Shrieking, the Miran pilots clawed their way from the controls as the fearful flood of ultra-violet light struck their unaccustomed skins. Others too felt that burning flood.

The second torpedo they caught and deflected on a beam of alternating-current magnetism that repelled it. It did not come nearer than half a mile to the ship. The third they turned their deflecting beam on—and something went strangely wrong with the beam. It pulled that torpedo toward the ship with a sickening acceleration—and the torpedo exploded in that frightful violet flame.

* * *

Five-foot diameter UV beams are nothing to play with. The Mirans were dodging these now as they loosed atomic bombs, only to see them exploded harmlessly by neutron guns, or caught in the magnetic screen. Gamma ray bombs were as useless. Again the beam of disintegrating force was turned on—

The present opponent was not a ship. It was an IP defense station, equipped with everything Solarian science knew, and the dome was an eight-foot wall of tungsten-beryllium. The eight feet of solid, ultra-resistant alloy drank up that crumbling beam, and liked it. The wall did not fail. The men inside the fort jerked and quivered as the strange beam, a small, small fraction of it, penetrated the eight feet of outer wall, the six feet or so of intervening walls, and the mercury atostor reserves.
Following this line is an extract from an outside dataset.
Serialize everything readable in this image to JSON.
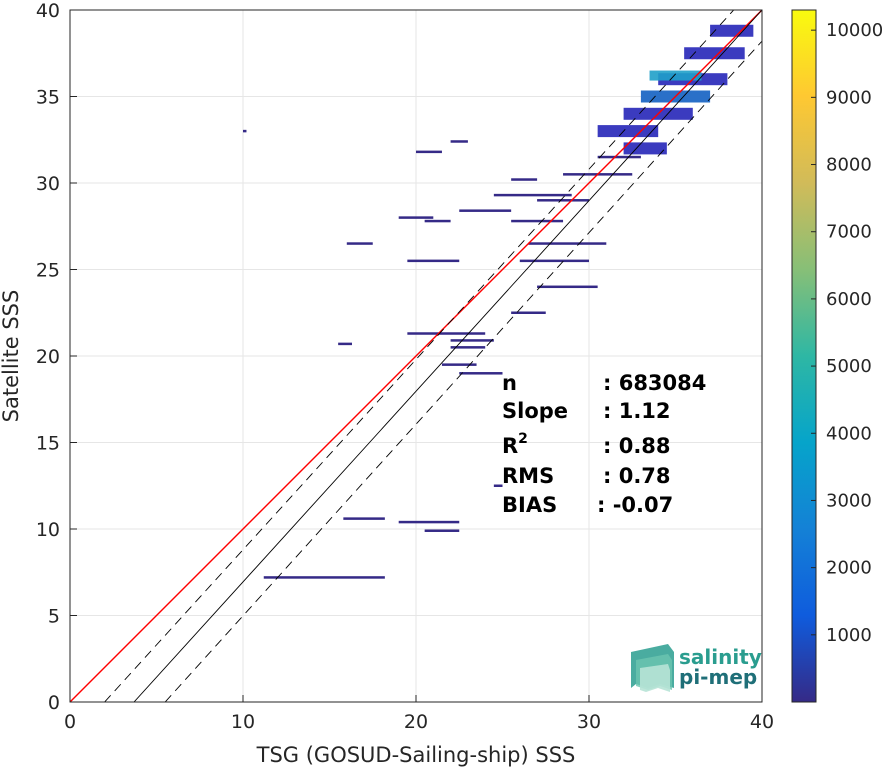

“Concentrate all those UV beams on one spot, and see if you can blast a hole in him before he shakes it loose,” ordered the ray technician. “He’ll wiggle if you start off with the beam. Train your sights on the nose of that first ship—when you’re ready, call out.”
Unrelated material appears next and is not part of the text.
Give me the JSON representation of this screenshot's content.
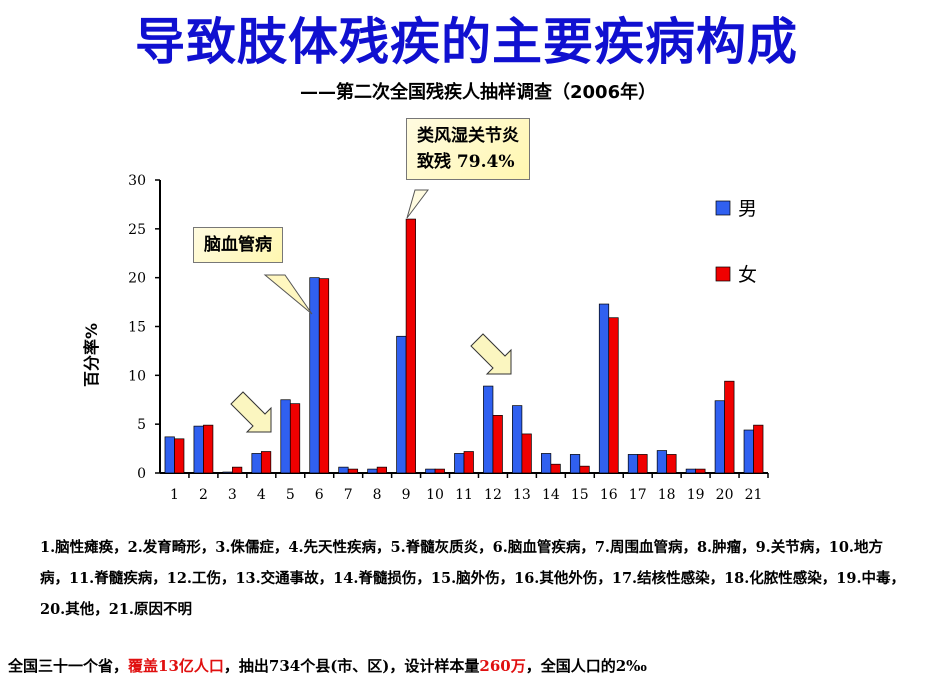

“Ready—ready—” Ten men replied. “Fire!” roared the technician. Ten titanic swords of pure ultra-violet energy, energy that practically no unconditioned metal will reflect to more than fifty per cent, emerged. There was a single spot of intense incandescence for a single hundredth of a second—and then the energy was burning its way through the inner, thinner skins with such rapidity that they sputtered and flickered like a broken televisor.
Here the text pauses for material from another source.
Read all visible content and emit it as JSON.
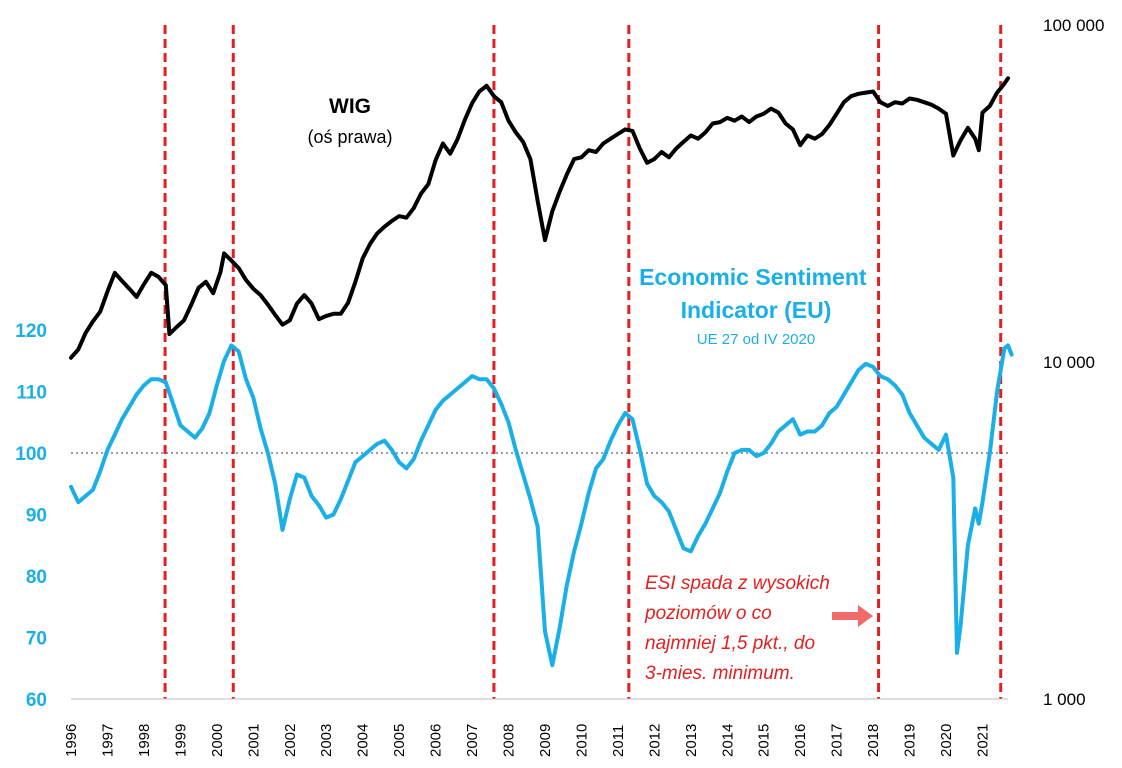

One hundred and twenty-nine ships retreated hastily for conference, leaving a gutted, wrecked hull, broken by its fall, on Europa. Triumphantly, the Europa IP station hurled out its radio message of the first encounter between a fort and the Miran forces.

Most important of all, it sent a great deal of badly wanted information regarding the Miran weapons. Particularly interesting was the fact that it had withstood the impact of that disintegrating ray.

VIII

Grimly Buck Kendall looked at the reports. McLaurin stood beside him, Devin sat across the table from him. “What do you make of it, Buck?” asked the Commander.

“That we have just one island of resistance left on the Jovian worlds. And that will, I fear, vanish. They haven’t finished with their arsenal by any means.”

“But what was it, man, what was it that ruined those ships?”

“Vibration. Somehow—Lord only knows how it’s done—they can project electric fields. These projected fields are oscillated, and they are tuned in with some parts of the ship. I suspect they are crystals of the metals. If they can start a vibration in the crystals of the metal—that’s fatigue, metal fatigue enormously speeded. You know how a quartz crystal oscillator in a radio-control apparatus will break, if you work it on a very heavy load at the peak? They simply smash the crystals of metal in the same way. Only they project their field.”